Saat ini kami sedang melakukan aksi demo. Kami menuntut pihak rektorat supaya secepatnya mengambil keputusan agar Mister Abe yang mengaku bergelar M.Psi diturunkan. Lagi-lagi pak rektor tidak ada dan lagi-lagi yang menghadapi kami Pak Purek III dan Purek V.

"DEKAN... DEKAN TURUNLAH, KALAU NGGAK TURUN KITA TURUNKAN. TURUN... TURUNKAN DEKAN, TURUNKAN DEKAN SEKARANG JUGA!"

"Kami acungkan jempol atas perjuangan kalian. Perjuangan kalian begitu gigih dan tak kenal putus asa," ujar Purek III ketika membaca setiap aspirasi kami yang tertera di lembaran-lembaran karton dan kain-kain.

Purek V membaca salah satu tulisan di sebuah karton, "Malu sebagian daripada iman[67], Mister A. Ditaruh di manakah muka anda? Wahai muka tebal! Turunlah secepatnya! Kami akan sangat bangga bila Anda melakukannya."

Pak Purek, mengerutkan keningnya seolah ia sedang mencerna perkataan yang baru saja diungkapkannya. Kemudian ia melanjutkan bacaannya. Dia membacanya dengan keras.

"Wahai Mister A, bukankah Anda seorang muslim yang taat, rajin berpuasa sunnah, suka memberi kepada siapa saja, dan juga Anda yang sangat fakih terhadap agama yang bapak anut??? Sebagai pemimpin yang kharismatik, turunlah Anda dengan penuh kehormatan tanpa kami turunkan dan tanpa kami minta berulang-ulang. Cukup satu kali saja sebagaimana yang dilakukan oleh pemimpin berwibawa Khalid Bin Walid. Dia tidak mempunyai kesalahan apapun. Tapi ... ketika Khalifah Umar Bin Khattab memerintahkan untuk turun dari jabatannya sebagai Gubernur, ia langsung turun dengan penuh kerelaan. Maka turunlah ... turunlah wahai Mister MUKA TEBAL..."
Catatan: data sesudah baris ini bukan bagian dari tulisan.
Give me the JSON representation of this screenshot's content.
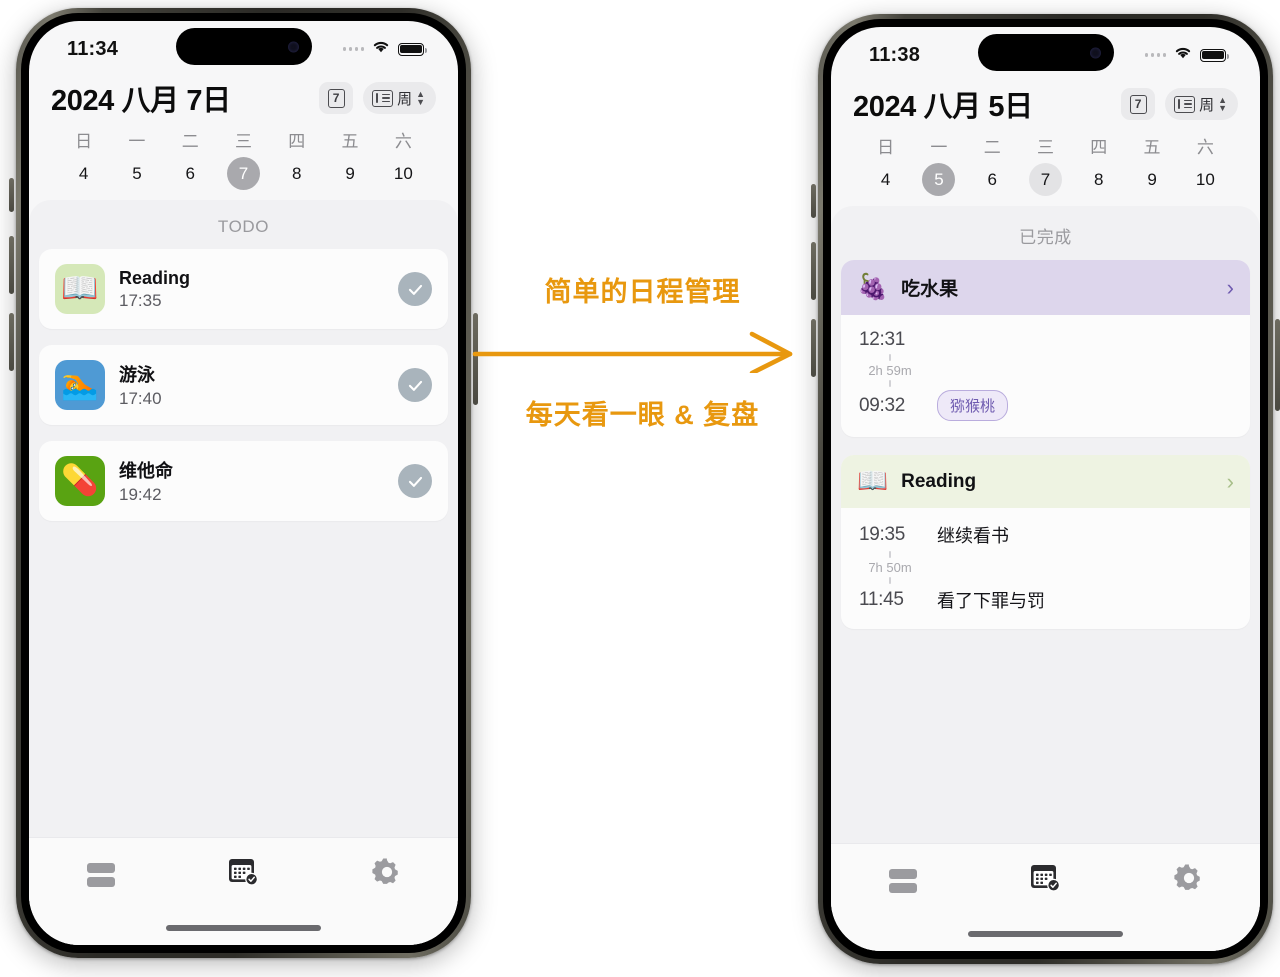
{
  "left_phone": {
    "status_bar": {
      "time": "11:34",
      "signal_icon": "signal-dots-icon",
      "wifi_icon": "wifi-icon",
      "battery_icon": "battery-full-icon"
    },
    "header": {
      "title": "2024 八月 7日",
      "day_chip_label": "7",
      "view_chip_label": "周",
      "day_chip_icon": "calendar-day-icon",
      "view_chip_icon": "list-view-icon",
      "chevron_icon": "chevron-up-down-icon"
    },
    "week_strip": [
      {
        "name": "日",
        "num": "4",
        "state": ""
      },
      {
        "name": "一",
        "num": "5",
        "state": ""
      },
      {
        "name": "二",
        "num": "6",
        "state": ""
      },
      {
        "name": "三",
        "num": "7",
        "state": "selected"
      },
      {
        "name": "四",
        "num": "8",
        "state": ""
      },
      {
        "name": "五",
        "num": "9",
        "state": ""
      },
      {
        "name": "六",
        "num": "10",
        "state": ""
      }
    ],
    "section_label": "TODO",
    "todos": [
      {
        "emoji": "📖",
        "emoji_name": "open-book-emoji",
        "emoji_bg": "#d5e8b8",
        "title": "Reading",
        "time": "17:35",
        "check_icon": "check-circle-icon"
      },
      {
        "emoji": "🏊",
        "emoji_name": "swimmer-emoji",
        "emoji_bg": "#4f9ad4",
        "title": "游泳",
        "time": "17:40",
        "check_icon": "check-circle-icon"
      },
      {
        "emoji": "💊",
        "emoji_name": "pill-emoji",
        "emoji_bg": "#59a312",
        "title": "维他命",
        "time": "19:42",
        "check_icon": "check-circle-icon"
      }
    ],
    "tabs": [
      {
        "icon": "stacked-rows-icon",
        "active": false
      },
      {
        "icon": "calendar-check-icon",
        "active": true
      },
      {
        "icon": "gear-icon",
        "active": false
      }
    ]
  },
  "right_phone": {
    "status_bar": {
      "time": "11:38",
      "signal_icon": "signal-dots-icon",
      "wifi_icon": "wifi-icon",
      "battery_icon": "battery-full-icon"
    },
    "header": {
      "title": "2024 八月 5日",
      "day_chip_label": "7",
      "view_chip_label": "周",
      "day_chip_icon": "calendar-day-icon",
      "view_chip_icon": "list-view-icon",
      "chevron_icon": "chevron-up-down-icon"
    },
    "week_strip": [
      {
        "name": "日",
        "num": "4",
        "state": ""
      },
      {
        "name": "一",
        "num": "5",
        "state": "selected"
      },
      {
        "name": "二",
        "num": "6",
        "state": ""
      },
      {
        "name": "三",
        "num": "7",
        "state": "today"
      },
      {
        "name": "四",
        "num": "8",
        "state": ""
      },
      {
        "name": "五",
        "num": "9",
        "state": ""
      },
      {
        "name": "六",
        "num": "10",
        "state": ""
      }
    ],
    "section_label": "已完成",
    "done_cards": [
      {
        "emoji": "🍇",
        "emoji_name": "grapes-emoji",
        "title": "吃水果",
        "header_bg": "#ddd6ec",
        "chevron_color": "#6f5bb0",
        "chevron_icon": "chevron-right-icon",
        "end_time": "12:31",
        "duration": "2h 59m",
        "start_time": "09:32",
        "end_note": "",
        "start_note": "",
        "tag": "猕猴桃"
      },
      {
        "emoji": "📖",
        "emoji_name": "open-book-emoji",
        "title": "Reading",
        "header_bg": "#eef3e2",
        "chevron_color": "#a8bf8a",
        "chevron_icon": "chevron-right-icon",
        "end_time": "19:35",
        "duration": "7h 50m",
        "start_time": "11:45",
        "end_note": "继续看书",
        "start_note": "看了下罪与罚",
        "tag": ""
      }
    ],
    "tabs": [
      {
        "icon": "stacked-rows-icon",
        "active": false
      },
      {
        "icon": "calendar-check-icon",
        "active": true
      },
      {
        "icon": "gear-icon",
        "active": false
      }
    ]
  },
  "annotation": {
    "top_text": "简单的日程管理",
    "bottom_text": "每天看一眼 & 复盘",
    "arrow_icon": "right-arrow-icon",
    "color": "#e8980f"
  }
}
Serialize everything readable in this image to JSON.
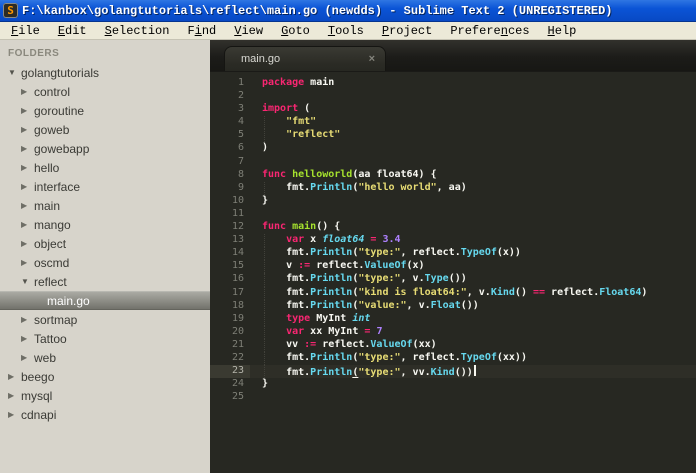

Pak Purek tertegun lagi seolah memikirkan aspirasi kami yang tertera dalam spanduk-spanduk sederhana itu.

"Bapak yang terhormat, terima kasih Anda telah memuji kami," kata Kang Aji. "Taaapii... bagaimana teman-teman?"

Kang Hari mengambil alih mikrofon dari tangan Kang Aji. "Jangan cuma memuji, Pak. Buktikan pujian Bapak dalam bentuk dukungan nyata terhadap perjuangan kami. Betul kan teman-teman? "

Tepuk tangan gegap gempita. Kami menyanyikan lagu mars Laskar Ungu.

"DEKAN... DEKAN TURUNLAH, KALAU NGGAK TURUN KITA TURUNKAN. TURUN... TURUNKAN DEKAN, TURUNKAN DEKAN SEKARANG JUGA!"

Selesai menyanyi, Pak Purek V memberikan komentar. "Tapi masalahnya tidak sesimpel yang anda bayangkan Saudara-saudara! Universitas ini memiliki hukum yang harus kita junjung. Kami tidak bisa bertindak gegabah. Semua ada prosedur dan mekanismenya."

"Betul itu! Begini saudara-saudara, aspirasi anda semua akan kami tampung dan segera kami sampaikan kepada bapak rektor. Anda sekalian tidak perlu merasa khawatir, bapak rektor berpesan kepada saya, kata beliau nanti pada hari Jumat pukul dua siang, anda sekaian bisa bertemu langsung.

Dengan perasaan kecewa yang menjadi-jadi kami meninggalkan ruangan lantai satu. Kami akan menagih janji pak rektor, nanti.

Sementara itu, wartawan dari Lativi, Bandung TV, dan harian Radar Bandung menghentikan liputan. Mereka mengerubungi Kang Hari dan Kang Aji untuk mewawancarai keduanya.